Dans le temps, j’avais acheté l’album Gloria de Disillusion au HMV de Chicoutimi. Je faisais un arrêt dans ma ville natale et, comme à chaque visite, j’allais visiter mon ancien employeur. J’avais vu le clip pour « Don’t Go Any Further » fort probablement sur la page MySpace du groupe et j’avais été conquis par ce metal avant-gardiste. Formation allemande, je me demandais ce que cette troupe faisait sur Metal Blade Records car à l’époque, ce label ne signait que des groupes deathcore.
En écoutant l’album, je me suis bien rendu compte que Disillusion n’aurait aucun impact en Amérique en cette période plus axée sur des tournées comme le Sounds of the Underground avec des formations comme As I Lay Dying, Trivium, The Black Dahlia Murder, The Chariot et Through the Eyes of the Dead.
Sur Gloria, nous étions loin de cette mouvance métallique car avec Disillusion, nous étions dans un metal cérébral, avant-gardiste et très près de la progression. Bref, des termes qui ne collaient aucunement avec les tendances de l’époque. Comme de raison, l’association avec Metal Blade fut de courte durée et l’impact en Amérique s’est avéré nul.
Le groupe est disparu pendant près de 10 ans pour revenir par la suite avec Prophecy Productions, un label qui colle un peu plus au genre musical de Disillusion. Les Allemands ont donc proposé l’excellent The Liberation en 2019 et en 2022, la troupe teutonne lancera Ayam (mot qui veut dire « poulet » dans la langue indonésienne) le 4 novembre prochain.

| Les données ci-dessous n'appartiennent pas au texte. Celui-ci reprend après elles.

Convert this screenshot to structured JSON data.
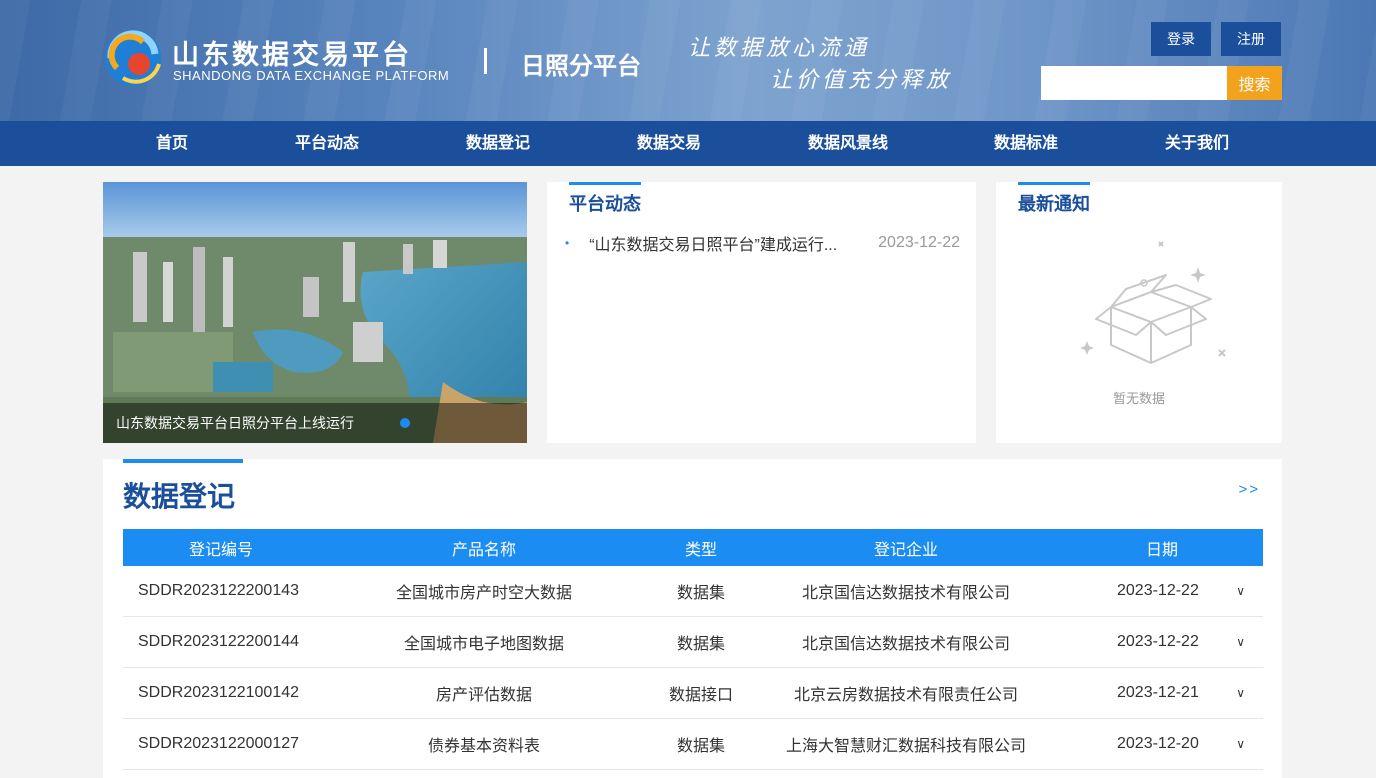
{
  "header": {
    "brand_title": "山东数据交易平台",
    "brand_subtitle": "SHANDONG DATA EXCHANGE PLATFORM",
    "branch": "日照分平台",
    "slogan_line1": "让数据放心流通",
    "slogan_line2": "让价值充分释放",
    "login_label": "登录",
    "register_label": "注册",
    "search_value": "",
    "search_label": "搜索"
  },
  "nav": {
    "items": [
      "首页",
      "平台动态",
      "数据登记",
      "数据交易",
      "数据风景线",
      "数据标准",
      "关于我们"
    ]
  },
  "banner": {
    "caption": "山东数据交易平台日照分平台上线运行"
  },
  "news": {
    "title": "平台动态",
    "items": [
      {
        "text": "“山东数据交易日照平台”建成运行...",
        "date": "2023-12-22"
      }
    ]
  },
  "notice": {
    "title": "最新通知",
    "empty_text": "暂无数据"
  },
  "registry": {
    "title": "数据登记",
    "more": ">>",
    "columns": [
      "登记编号",
      "产品名称",
      "类型",
      "登记企业",
      "日期"
    ],
    "rows": [
      {
        "id": "SDDR2023122200143",
        "name": "全国城市房产时空大数据",
        "type": "数据集",
        "company": "北京国信达数据技术有限公司",
        "date": "2023-12-22"
      },
      {
        "id": "SDDR2023122200144",
        "name": "全国城市电子地图数据",
        "type": "数据集",
        "company": "北京国信达数据技术有限公司",
        "date": "2023-12-22"
      },
      {
        "id": "SDDR2023122100142",
        "name": "房产评估数据",
        "type": "数据接口",
        "company": "北京云房数据技术有限责任公司",
        "date": "2023-12-21"
      },
      {
        "id": "SDDR2023122000127",
        "name": "债券基本资料表",
        "type": "数据集",
        "company": "上海大智慧财汇数据科技有限公司",
        "date": "2023-12-20"
      }
    ],
    "expand_icon": "chevron-down-icon"
  },
  "colors": {
    "primary": "#1b4f9c",
    "accent": "#1b8cf2",
    "search": "#f2a21d"
  }
}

Sur cet album, nous retrouvons une formation en pleine possession de ses moyens. C’est un metal réfléchi, qui te demande une certaine réflexion et une écoute attentive. Disillusion ne propose pas une musique de fond qui te permettra de couper tes légumes, faire revenir tes champignons et faire cuire tes poitrines pour faire ta célèbre recette de poulet cacciatore. Non, tu dois t’affaisser dans ton divan, la tête bien enfoncée dans un coussin moelleux car leur metal mélodieux et progressif peut se diriger dans de nombreuses directions.
Bon à s’en lécher les doigts
Avec Ayam (qui veut aussi dire « lumière » en hébreux) nous avons justement de nombreuses chansons qui se veulent nébuleuses mais teintées d’un esprit lumineux. Au départ, c’est avec Am Abgrund que Disillusion installe ses pénates. Pièce plutôt musclée, tu peux ressentir des élans à la Gojira mais avec une dose d’orchestration car ce groupe allemand aime t’en mettre plein les oreilles.
Ensuite, la tourmentée Tormento reste dans l’ambiance opaque avec des changements et des transitions qui te remettent Opeth en tête avec une voix claire lors d’un passage introspectif qui explose vers un rugissement baigné par une montée musicale tordue. C’est massif, riche et la charge métallique est déjà à son paroxysme.
Sachant que les deux premières pièces se veulent déjà goulues, Disillusion nous balance Driftwood, une chanson acoustique en ouverture qui prend plus de tonus vers sa portion médiane. On est dans les mêmes eaux qu’un Porcupine Tree, Opeth ou Persefone au niveau de la balance sonore.
Emprise évidente sur la progression musicale, le périple se poursuit avec Abide The Storm qui se veut plus croustillante, un genre d’amalgame sombre à la Katatonia avec des transitions progressives. Ensuite, Disillusion poursuit dans le même type de metal glauque avec Longhope.
Musicalement riche, Ayam est un album surprenant qui se laisse apprivoiser, écoute après écoute. Les arrangements musicaux sont variés, crémeux et remplis de guitares lourdes, apaisantes et des percussions précises. Voix courroucées qui s’entremêlent avec des portions plus douces, le tout est accompagné par des instruments à vent et à cordes… et même du triangle!
Disponible le 4 novembre sur Prophecy Productions.